The figures for the Liberal Party and the Greens are most striking – both showing a large spike in donor funding in 2014, followed by dramatic falls in 2015. Donations for the Greens amounted to just under $22 million in 2014, and collapsed to a little under $9.5 million in 2015. Only the National Party managed to a maintain relatively stable level of donations between 2014 and 2015.
What does this slump in political donations mean? Does it mean that donors are all of a sudden strapped for cash? Unlikely. What it perhaps does reveal is the level of dissatisfaction in the electorate; such a high level of dissatisfaction with the major political parties which has reached fever pitch in large quarters of the community. The immense popularity of Donald Trump in the United States accounts for the present high level of dissatisfaction with politicians; dissatisfaction which appears to growing and increasingly expressed thoughout the West.

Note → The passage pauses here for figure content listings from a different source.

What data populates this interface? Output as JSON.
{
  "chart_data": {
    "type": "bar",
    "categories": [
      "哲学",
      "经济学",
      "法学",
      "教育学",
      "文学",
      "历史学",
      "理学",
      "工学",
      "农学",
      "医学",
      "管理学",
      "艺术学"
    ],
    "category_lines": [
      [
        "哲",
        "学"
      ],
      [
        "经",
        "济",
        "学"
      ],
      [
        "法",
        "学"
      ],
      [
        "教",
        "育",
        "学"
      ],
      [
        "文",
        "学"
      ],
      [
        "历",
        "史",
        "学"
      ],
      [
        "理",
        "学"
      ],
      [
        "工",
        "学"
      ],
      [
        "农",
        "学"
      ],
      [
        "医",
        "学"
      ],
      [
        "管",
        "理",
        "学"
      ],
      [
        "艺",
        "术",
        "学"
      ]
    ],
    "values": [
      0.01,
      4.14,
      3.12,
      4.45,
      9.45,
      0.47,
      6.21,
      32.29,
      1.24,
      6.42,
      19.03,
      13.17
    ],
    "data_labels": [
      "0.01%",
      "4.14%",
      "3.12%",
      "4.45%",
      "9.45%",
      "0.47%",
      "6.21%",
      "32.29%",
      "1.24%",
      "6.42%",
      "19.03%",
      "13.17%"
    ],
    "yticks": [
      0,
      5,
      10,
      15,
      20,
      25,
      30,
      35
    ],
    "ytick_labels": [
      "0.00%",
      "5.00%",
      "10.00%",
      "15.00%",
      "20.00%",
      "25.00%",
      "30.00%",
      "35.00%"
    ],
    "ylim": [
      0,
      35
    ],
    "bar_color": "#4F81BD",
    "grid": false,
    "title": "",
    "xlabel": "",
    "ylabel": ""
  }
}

The current dissatisfaction with politicians is not surprising, especially when we see top politicians express their support for Australia becoming a republic on Australia Day when the matter is off the agenda for most Australians. This shows an alarming disconnect between the political class and the grass roots of the community, and has been revealed over the last few days through a myriad of other issues that have been raised and promoted including gay marriage (and keeping the matter in hands of politicians), as well as changing the Australian flag.
These frankly ideological issues are simply not of major concern for most Australians, but reflect the priorities of our political class and ‘cultural elites.’
The slump in funding for the main political parties reveals the high level of dissatisfaction with our political leaders. Moreover, it shows that the divisions in our community are not so much over things like race, gender and sexual orientation, but between the political class and cultural elites, and the rest of Australia.